A distinção que os jovens fazem entre o mundo on-line e o off-line e o impacto que tais percepções promovem na sociedade e na educação foram os pontos que nortearam o desenrolar do debate realizado na manhã do segundo dia do seminário A Escola, as Mídias e a Cultura Digital, promovido pela MultiRio como parte das atividades comemorativas de seu 20º aniversário. Para uma das integrantes da mesa, a educadora Andrea Ramal, da ID Projetos Educacionais, a escola atual ainda é aquela que foi formulada para existir totalmente voltada para o mundo off-line e precisa se reformular para se tornar mais atrativa aos jovens, que, na opinião dela, acham o mundo on-line mais divertido e interessante. Já para Alberto Tornaghi, da Universidade Estácio de Sá e coordenador da escola Oi Kabum!, não há necessidade de existir um “corte epistemológico” entre a educação dos mundos off-line e on-line. “Esse corte só existirá se a gente quiser”, opinou ele.

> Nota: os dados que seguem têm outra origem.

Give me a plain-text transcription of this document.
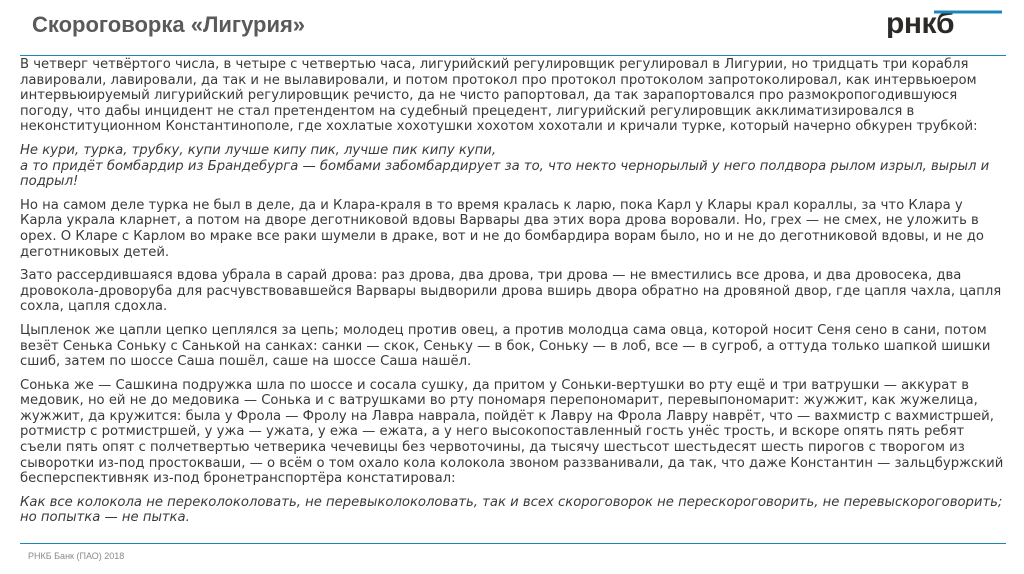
Скороговорка «Лигурия»	рнкб

В четверг четвёртого числа, в четыре с четвертью часа, лигурийский регулировщик регулировал в Лигурии, но тридцать три корабля лавировали, лавировали, да так и не вылавировали, и потом протокол про протокол протоколом запротоколировал, как интервьюером интервьюируемый лигурийский регулировщик речисто, да не чисто рапортовал, да так зарапортовался про размокропогодившуюся погоду, что дабы инцидент не стал претендентом на судебный прецедент, лигурийский регулировщик акклиматизировался в неконституционном Константинополе, где хохлатые хохотушки хохотом хохотали и кричали турке, который начерно обкурен трубкой:

Не кури, турка, трубку, купи лучше кипу пик, лучше пик кипу купи,
а то придёт бомбардир из Брандебурга — бомбами забомбардирует за то, что некто чернорылый у него полдвора рылом изрыл, вырыл и подрыл!

Но на самом деле турка не был в деле, да и Клара-краля в то время кралась к ларю, пока Карл у Клары крал кораллы, за что Клара у Карла украла кларнет, а потом на дворе деготниковой вдовы Варвары два этих вора дрова воровали. Но, грех — не смех, не уложить в орех. О Кларе с Карлом во мраке все раки шумели в драке, вот и не до бомбардира ворам было, но и не до деготниковой вдовы, и не до деготниковых детей.

Зато рассердившаяся вдова убрала в сарай дрова: раз дрова, два дрова, три дрова — не вместились все дрова, и два дровосека, два дровокола-дроворуба для расчувствовавшейся Варвары выдворили дрова вширь двора обратно на дровяной двор, где цапля чахла, цапля сохла, цапля сдохла.

Цыпленок же цапли цепко цеплялся за цепь; молодец против овец, а против молодца сама овца, которой носит Сеня сено в сани, потом везёт Сенька Соньку с Санькой на санках: санки — скок, Сеньку — в бок, Соньку — в лоб, все — в сугроб, а оттуда только шапкой шишки сшиб, затем по шоссе Саша пошёл, саше на шоссе Саша нашёл.

Сонька же — Сашкина подружка шла по шоссе и сосала сушку, да притом у Соньки-вертушки во рту ещё и три ватрушки — аккурат в медовик, но ей не до медовика — Сонька и с ватрушками во рту пономаря перепономарит, перевыпономарит: жужжит, как жужелица, жужжит, да кружится: была у Фрола — Фролу на Лавра наврала, пойдёт к Лавру на Фрола Лавру наврёт, что — вахмистр с вахмистршей, ротмистр с ротмистршей, у ужа — ужата, у ежа — ежата, а у него высокопоставленный гость унёс трость, и вскоре опять пять ребят съели пять опят с полчетвертью четверика чечевицы без червоточины, да тысячу шестьсот шестьдесят шесть пирогов с творогом из сыворотки из-под простокваши, — о всём о том охало кола колокола звоном раззванивали, да так, что даже Константин — зальцбуржский бесперспективняк из-под бронетранспортёра констатировал:

Как все колокола не переколоколовать, не перевыколоколовать, так и всех скороговорок не перескороговорить, не перевыскороговорить; но попытка — не пытка.

РНКБ Банк (ПАО) 2018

Na opinião de Andrea Ramal, a escola precisa construir uma reflexão crítica sobre a cibercultura, principalmente em relação à sua lógica imediatista – de tudo ser resolvido com um clique – e descartável/deletável – de nada ser consertado, tudo ser jogado fora. Ao mesmo tempo, para ela, a escola precisa entender que não pode mais ser tão conteudista, pois, hoje, quem acumula os dados são os suportes tecnológicos e não o cérebro humano. “O cérebro tem que ser usado para outras coisas e o currículo tem que ser mais hipertextual”, defendeu Ramal, para quem não é mais possível que um professor de Literatura ensine trovas medievais, quando o professor de História da mesma turma está ensinando Segunda Guerra Mundial. “É fundamental fazer as interconexões, não dá mais para o currículo ser tão linear”, opinou a educadora.
A interconexão da educação com outras redes cooperativas também é, para ela, outra questão que a escola precisa entender que tem que mudar. “Tem que trazer a família para a escola. Não é mais possível promover uma educação desconectada com os valores. Família e escola precisam formar juntas”, defendeu Andrea Ramal. Para ela, a escola também deve se inserir na lógica digital. "Essa lógica não é a panaceia de fazer apostilas com efeitos digitais ou usar o Excel para dar notas. É preciso rever o conceito de professor, para que ele seja um arquiteto cognitivo que transforme a sala de aula numa rede cooperativa”, explicou.
Alberto Tornaghi, contudo, acredita que não é possível fazer generalizações sobre a realidade sociocultural do Brasil e do mundo. “O que é um nativo digital? Eu coordeno uma escola, a Oi Kabum!, que atende jovens em situação de risco, com famílias de baixo poder aquisitivo. Esses jovens de 15 anos se inserem nesse modelo em que se criam conectados à internet a maior parte do dia? Não se pode generalizar. Por isso, prefiro falar em produção de jovens para jovens”, posicionou-se. Tornaghi ainda afirmou que, na Oi Kabum!, há um forte compromisso com os conteúdos da grade curricular. A diferença é que ela não é voltada para o Enem, mas para o trabalho, pois para esses jovens ter perspectivas de trabalho é muito importante para saírem da situação de risco. “É possível fazer uma escola com compromisso com a grade curricular, voltada para o interesse do aluno”, defendeu ele.
Novo modelo em construção – Para Rosália Maria Duarte, professora do Departamento de Educação da PUC-Rio, que também integrou a mesa de debate, a intensidade do uso das tecnologias é uma escolha individual. “Há uma onipresença das mídias nas relações macrossociais. Mas essa onipresença só ocorre em função da adesão privada, doméstica, cotidiana”, disse. Segundo ela, era mais fácil construir paradigmas no modelo de comunicação anterior, quando o poder hegemônico passava sua visão de mundo para o diverso por meio das grandes redes de comunicação. A construção de um modelo ético onde o diverso tenha maior poder é mais difícil. Aliás, de acordo com Rosália, esse novo modelo ainda está em construção.
A professora tem, inclusive, uma perspectiva otimista. “As escolhas individuais alteram a lógica planetária e temos visto isso acontecer nas manifestações de rua, que têm ocorrido em todo o mundo. Hoje, o jovem usa a internet para fazer política de uma forma mais oxigenada que na minha época, quando só se discutia poder econômico. Dessa nova forma de comunicação tem emergido a crítica à família, às relações amorosas”, falou Rosália, para quem o mundo off-line e o on-line têm forte conexão.